Die Informationssystem-Strategie ist ein Teil der
Informatikstrategie und zeigt an, wie das betriebliche
Informationssystem im Rahmen der Unternehmensstrategie positioniert
sein sollte (Alignment), welche Prozesse unterstützt werden und wie
die Informationssystem-Architektur aussehen soll. Die
Informationssystem-Strategie gibt an, wie von einer Ist-Architektur
eine Soll-Architektur erreicht werden soll und wie Ist- und
Soll-Architektur aussehen. Die Informationssystem-Strategie ist auf
einen Zeitraum von zwei bis vier Jahren ausgerichtet. Umgesetzt wird
die Informationssystem-Architektur im Rahmen von Projekten. Die
Informationssystem-Architektur ist ein Teil der Informatikstrategie,
die auf sämtliche Aspekte der Nutzung der Potentiale der
Informations- und Kommunikationstechnik eingeht.
Die grundsätzliche Ausrichtung der
Informationssystem-Strategie hat sich in den letzten zehn Jahren
stark verändert.

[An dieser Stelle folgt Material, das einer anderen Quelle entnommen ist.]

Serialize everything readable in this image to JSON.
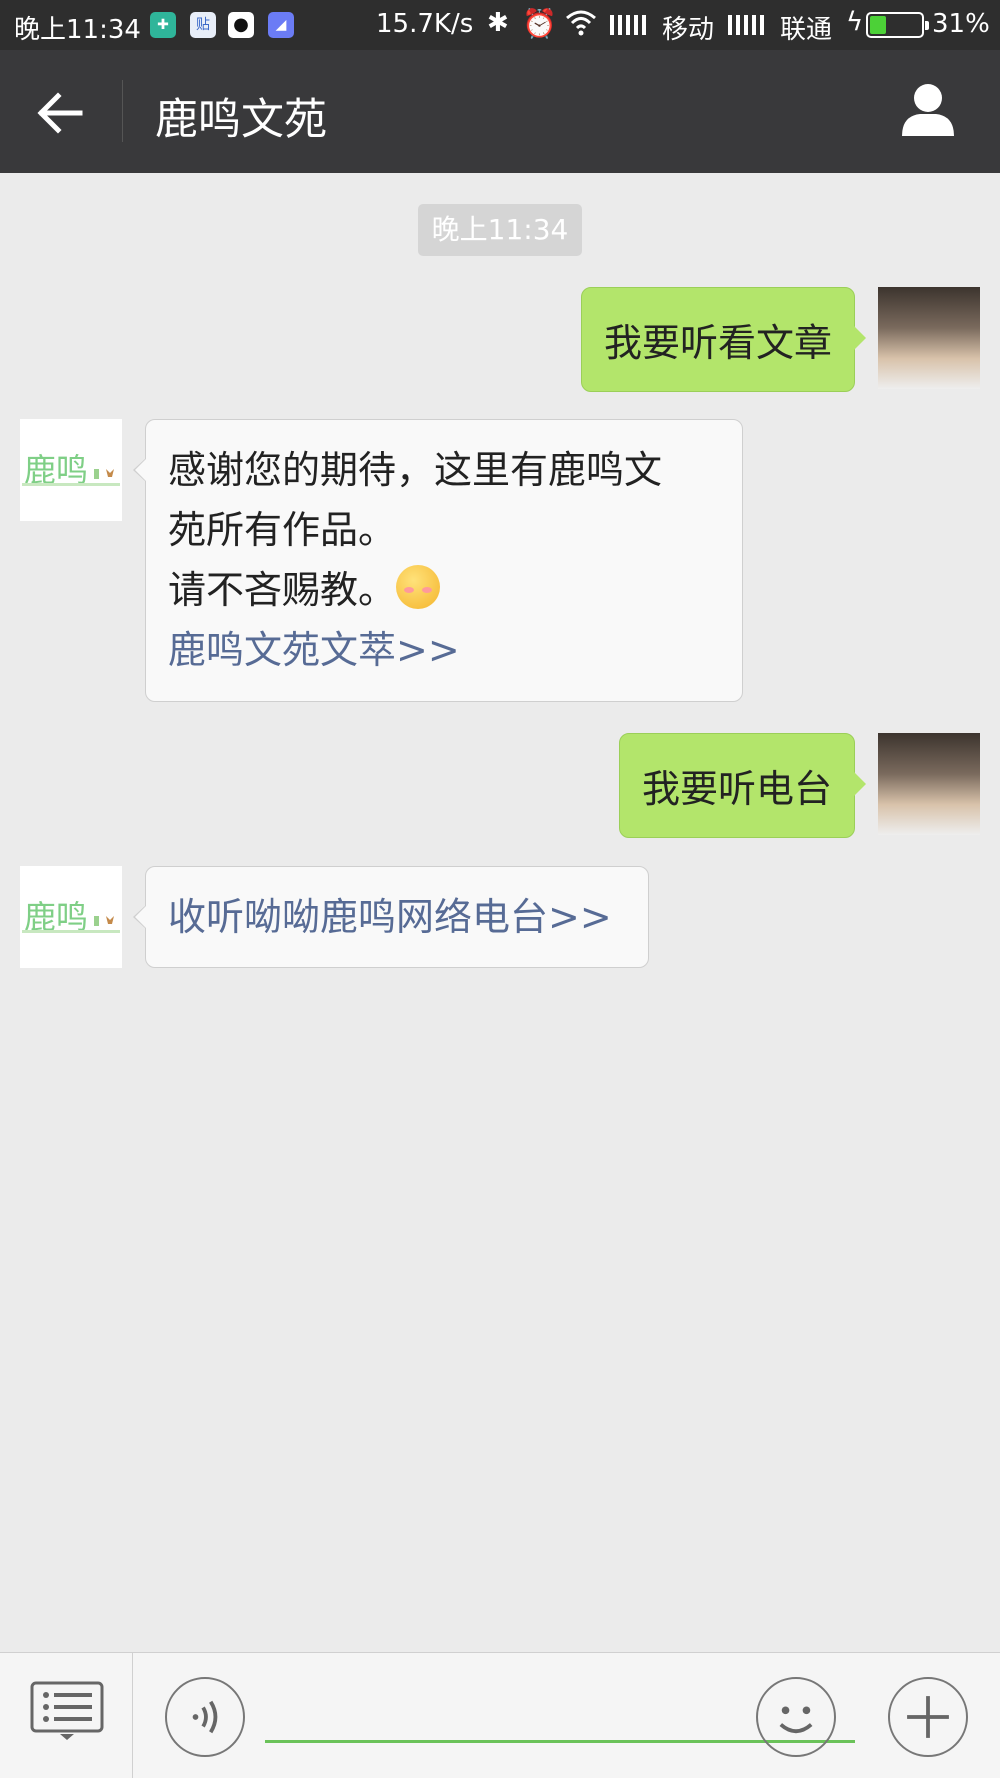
{
  "status_bar": {
    "time": "晚上11:34",
    "notif_badge": "贴",
    "net_speed": "15.7K/s",
    "carrier1": "移动",
    "carrier2": "联通",
    "battery_pct": "31%",
    "battery_level": 0.31,
    "icons": [
      "shield-app-icon",
      "tieba-app-icon",
      "qq-icon",
      "app-icon",
      "bluetooth-icon",
      "alarm-icon",
      "wifi-icon",
      "signal-icon",
      "charging-icon",
      "battery-icon"
    ]
  },
  "header": {
    "title": "鹿鸣文苑",
    "back_icon": "arrow-left-icon",
    "profile_icon": "person-icon"
  },
  "chat": {
    "timestamp": "晚上11:34",
    "messages": [
      {
        "from": "me",
        "text": "我要听看文章"
      },
      {
        "from": "account",
        "lines": [
          "感谢您的期待，这里有鹿鸣文",
          "苑所有作品。",
          "请不吝赐教。"
        ],
        "emoji": "smiling-blush-emoji",
        "link": "鹿鸣文苑文萃>>"
      },
      {
        "from": "me",
        "text": "我要听电台"
      },
      {
        "from": "account",
        "link": "收听呦呦鹿鸣网络电台>>"
      }
    ],
    "account_avatar_text": "鹿鸣"
  },
  "input_bar": {
    "menu_icon": "list-menu-icon",
    "voice_icon": "voice-icon",
    "emoji_icon": "emoji-icon",
    "plus_icon": "plus-icon",
    "value": ""
  },
  "colors": {
    "status_bar_bg": "#2e2e2e",
    "title_bar_bg": "#39393b",
    "chat_bg": "#ebebeb",
    "outgoing_bubble": "#b3e56b",
    "incoming_bubble": "#f9f9f9",
    "link": "#576b95",
    "input_underline": "#6ac259"
  }
}
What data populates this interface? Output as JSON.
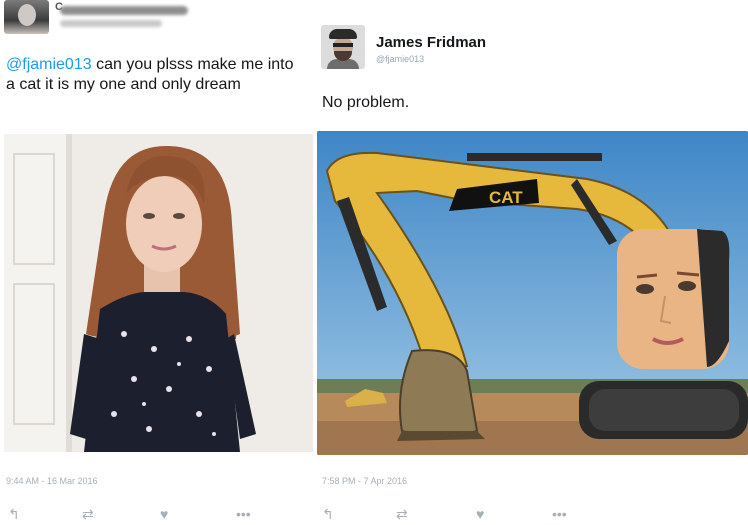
{
  "left_tweet": {
    "redacted_name_initial": "C",
    "text_mention": "@fjamie013",
    "text_body": " can you plsss make me into a cat it is my one and only dream",
    "timestamp": "9:44 AM - 16 Mar 2016",
    "photo_alt": "",
    "actions": {
      "reply_icon": "reply-icon",
      "retweet_icon": "retweet-icon",
      "like_icon": "heart-icon",
      "more_icon": "more-icon"
    }
  },
  "right_tweet": {
    "name": "James Fridman",
    "handle": "@fjamie013",
    "text": "No problem.",
    "timestamp": "7:58 PM - 7 Apr 2016",
    "machine_logo": "CAT",
    "actions": {
      "reply_icon": "reply-icon",
      "retweet_icon": "retweet-icon",
      "like_icon": "heart-icon",
      "more_icon": "more-icon"
    }
  },
  "glyphs": {
    "reply": "↰",
    "retweet": "⇄",
    "like": "♥",
    "more": "•••"
  },
  "colors": {
    "link": "#1d9bf0",
    "muted": "#a6b0b8",
    "sky": "#4a8ecb",
    "machine_yellow": "#e8b93a"
  }
}
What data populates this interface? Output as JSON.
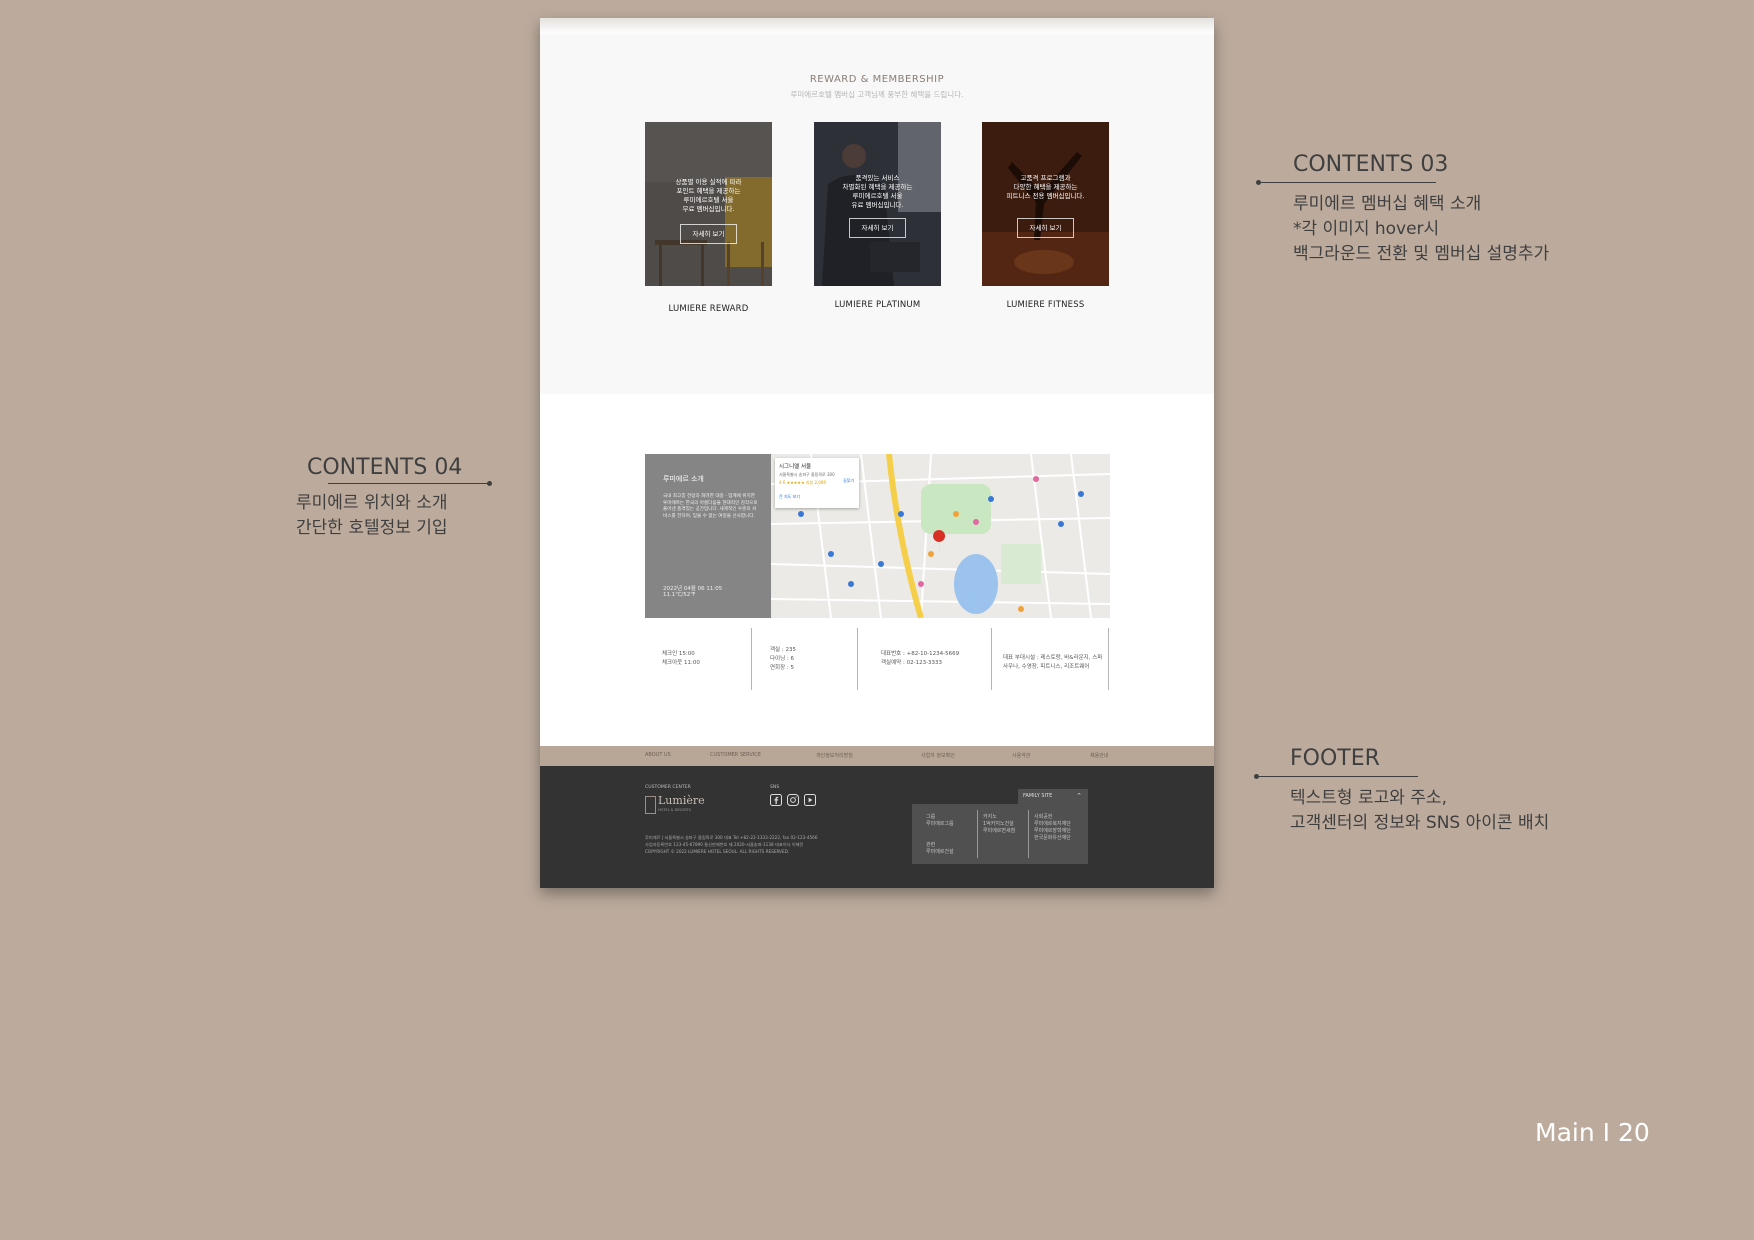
{
  "reward": {
    "title": "REWARD & MEMBERSHIP",
    "subtitle": "루미에르호텔 멤버십 고객님께 풍부한 혜택을 드립니다.",
    "cards": [
      {
        "text": "상품별 이용 실적에 따라\n포인트 혜택을 제공하는\n루미에르호텔 서울\n무료 멤버십입니다.",
        "button": "자세히 보기",
        "label": "LUMIERE REWARD"
      },
      {
        "text": "품격있는 서비스\n차별화된 혜택을 제공하는\n루미에르호텔 서울\n유료 멤버십입니다.",
        "button": "자세히 보기",
        "label": "LUMIERE PLATINUM"
      },
      {
        "text": "고품격 프로그램과\n다양한 혜택을 제공하는\n피트니스 전용 멤버십입니다.",
        "button": "자세히 보기",
        "label": "LUMIERE FITNESS"
      }
    ]
  },
  "location": {
    "panel_title": "루미에르 소개",
    "panel_desc": "국내 최고층 전망과 화려한 대중 · 업계에 위치한 루미에르는 한국의 아름다움을 현대적인 감각으로 풀어낸 품격있는 공간입니다. 세계적인 수준의 서비스를 전하며, 잊을 수 없는 여정을 선사합니다.",
    "date": "2022년 04월 06 11:05",
    "weather": "11.1℃/52℉",
    "map_card_title": "시그니엘 서울",
    "map_card_addr": "서울특별시 송파구 올림픽로 300",
    "map_card_rating": "4.6 ★★★★★ 리뷰 2,069",
    "map_card_link": "큰 지도 보기",
    "map_card_dir": "길찾기",
    "info": [
      [
        "체크인 15:00",
        "체크아웃 11:00"
      ],
      [
        "객실 : 235",
        "다이닝 : 6",
        "연회장 : 5"
      ],
      [
        "대표번호 : +82-10-1234-5669",
        "객실예약 : 02-123-3333"
      ],
      [
        "대표 부대시설 : 레스토랑, 바&라운지, 스파",
        "사우나, 수영장, 피트니스, 리조트웨어"
      ]
    ]
  },
  "footer": {
    "nav": [
      "ABOUT US",
      "CUSTOMER SERVICE",
      "개인정보처리방침",
      "사업자 정보확인",
      "사용약관",
      "채용안내"
    ],
    "customer_center": "CUSTOMER CENTER",
    "logo": "Lumière",
    "logo_sub": "HOTEL & RESORTS",
    "sns_label": "SNS",
    "sns_icons": [
      "facebook-icon",
      "instagram-icon",
      "youtube-icon"
    ],
    "address": "루미에르 | 서울특별시 송파구 올림픽로 300 대표 Tel +82-22-1333-2222, fax 02-123-4566",
    "business": "사업자등록번호 123-45-67890 통신판매번호 제 2020-서울송파-1138 대표이사 이해민",
    "copyright": "COPYRIGHT © 2022 LUMIERE HOTEL SEOUL. ALL RIGHTS RESERVED.",
    "family_site": "FAMILY SITE",
    "family_cols": [
      [
        "그룹",
        "루미에르그룹",
        "",
        "",
        "관련",
        "루미에르건설"
      ],
      [
        "카지노",
        "1억카지노건설",
        "루미에르면세점"
      ],
      [
        "사회공헌",
        "루미에르복지재단",
        "루미에르장학재단",
        "한국문화유산재단"
      ]
    ]
  },
  "annotations": {
    "c3_title": "CONTENTS 03",
    "c3_lines": [
      "루미에르 멤버십 혜택 소개",
      "*각 이미지 hover시",
      "백그라운드 전환 및 멤버십 설명추가"
    ],
    "c4_title": "CONTENTS 04",
    "c4_lines": [
      "루미에르 위치와 소개",
      "간단한 호텔정보 기입"
    ],
    "footer_title": "FOOTER",
    "footer_lines": [
      "텍스트형 로고와 주소,",
      "고객센터의 정보와 SNS 아이콘 배치"
    ],
    "page_number": "Main I 20"
  }
}
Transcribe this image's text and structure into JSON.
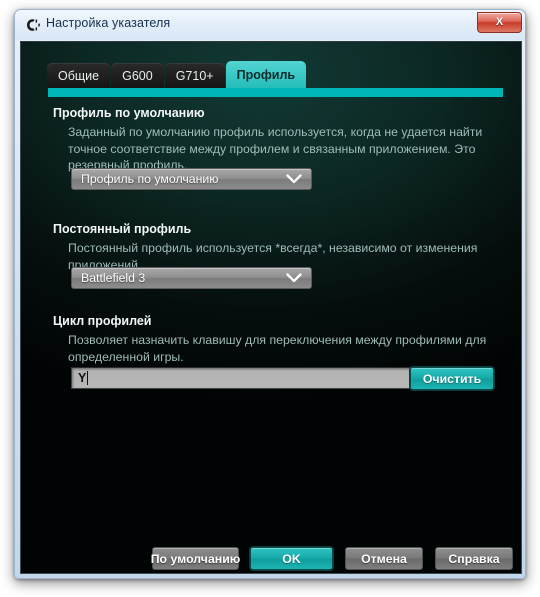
{
  "window": {
    "title": "Настройка указателя",
    "icon": "logitech-mouse-icon",
    "close_label": "X",
    "accent_color": "#00b6b6",
    "titlebar_color": "#e4eef9",
    "client_background": "#0c2723"
  },
  "tabs": [
    {
      "label": "Общие",
      "active": false
    },
    {
      "label": "G600",
      "active": false
    },
    {
      "label": "G710+",
      "active": false
    },
    {
      "label": "Профиль",
      "active": true
    }
  ],
  "sections": [
    {
      "title": "Профиль по умолчанию",
      "description": "Заданный по умолчанию профиль используется, когда не удается найти точное соответствие между профилем и связанным приложением. Это резервный профиль.",
      "dropdown_value": "Профиль по умолчанию"
    },
    {
      "title": "Постоянный профиль",
      "description": "Постоянный профиль используется *всегда*, независимо от изменения приложений.",
      "dropdown_value": "Battlefield 3"
    },
    {
      "title": "Цикл профилей",
      "description": "Позволяет назначить клавишу для переключения между профилями для определенной игры.",
      "input_value": "Y",
      "clear_button": "Очистить"
    }
  ],
  "footer": {
    "defaults_label": "По умолчанию",
    "ok_label": "OK",
    "cancel_label": "Отмена",
    "help_label": "Справка"
  }
}
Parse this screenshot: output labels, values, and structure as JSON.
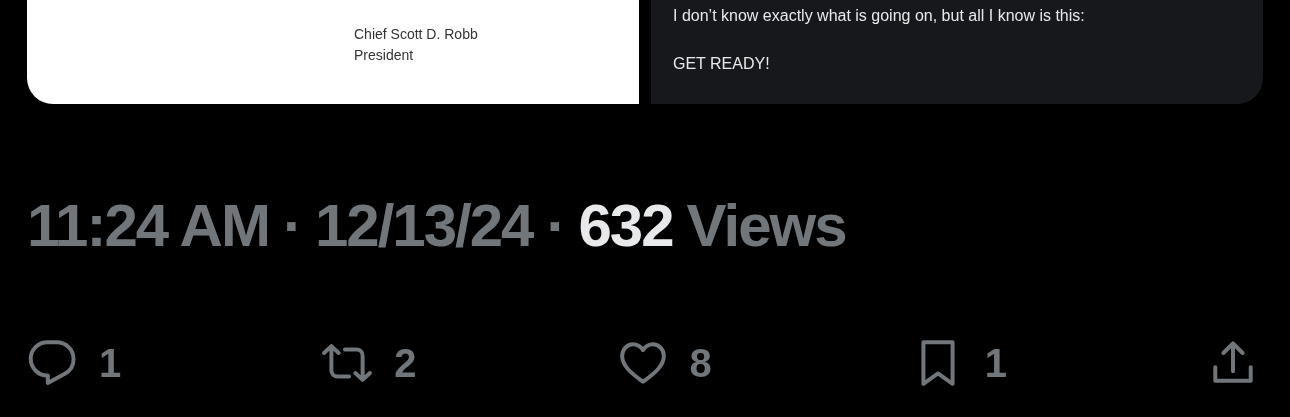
{
  "media": [
    {
      "kind": "document",
      "lines": [
        "Chief Scott D. Robb",
        "President"
      ]
    },
    {
      "kind": "post_screenshot",
      "lines": [
        "I don’t know exactly what is going on, but all I know is this:",
        "GET READY!"
      ]
    }
  ],
  "meta": [
    {
      "text": "11:24 AM",
      "emphasis": false
    },
    {
      "text": "·",
      "emphasis": false
    },
    {
      "text": "12/13/24",
      "emphasis": false
    },
    {
      "text": "·",
      "emphasis": false
    },
    {
      "text": "632",
      "emphasis": true
    },
    {
      "text": "Views",
      "emphasis": false
    }
  ],
  "actions": [
    {
      "kind": "reply",
      "count": "1"
    },
    {
      "kind": "repost",
      "count": "2"
    },
    {
      "kind": "like",
      "count": "8"
    },
    {
      "kind": "bookmark",
      "count": "1"
    },
    {
      "kind": "share"
    }
  ]
}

Historisch wurde sie als Instrument gesehen, um vor
allem die zukünftige Informationssystem-Landschaft eines
Unternehmens darzustellen. Sie war stark zukunftsorientiert und war
teilweise stark von den existierenden Anwendungen eines Unternehmens
entfernt. Heute gibt es aber in fast allen Unternehmen zahlreiche
Anwendungen. Wenn heute in einem Unternehmen eine
Informationssystem-Strategie erstellt wird ist die Dokumentation der
existierenden Systeme im Sinne einer Ist-Architektur die erste grosse
Herausforderung. Erst wenn die Ist-Architektur erarbeitet wurde,
insbesondere, welche Anwendungen, welche Prozesse unterstützen, kann
in einem nächsten Schritt die Soll-Architektur und der Weg vom Ist
zum Soll erarbeitet werden.
Die Informationssystem-Strategie wird in der Regel
ausgehend von einem Prozessmodell des Unternehmens oder einer
öffentlichen Verwaltung entwickelt. Dieses Prozessmodell muss nicht
so detailliert sein, dass – wie im Rahmen einer Reorganisation –
die einzelnen Arbeitsschritte ersichtlich sind, sondern es muss in
erster Linie dazu geeignet sein, einen guten Ueberblick zu geben. Die
existierenden Anwendungen werden den Prozessen zugeordnet, die sie
unterstützen. Wichtig ist, dass nicht nur die offiziell bekannten
Anwendungen dokumentiert werden, sondern auch die sogenannte graue
Informatik, d.h. die Anwendungen, die von den Fachbereichen ohne
Wissen der IT-Abteilung entwickelt wurden. Im nächsten Schritt wird
ausgehend von der Ist-Architektur die Soll-Architektur entwickelt.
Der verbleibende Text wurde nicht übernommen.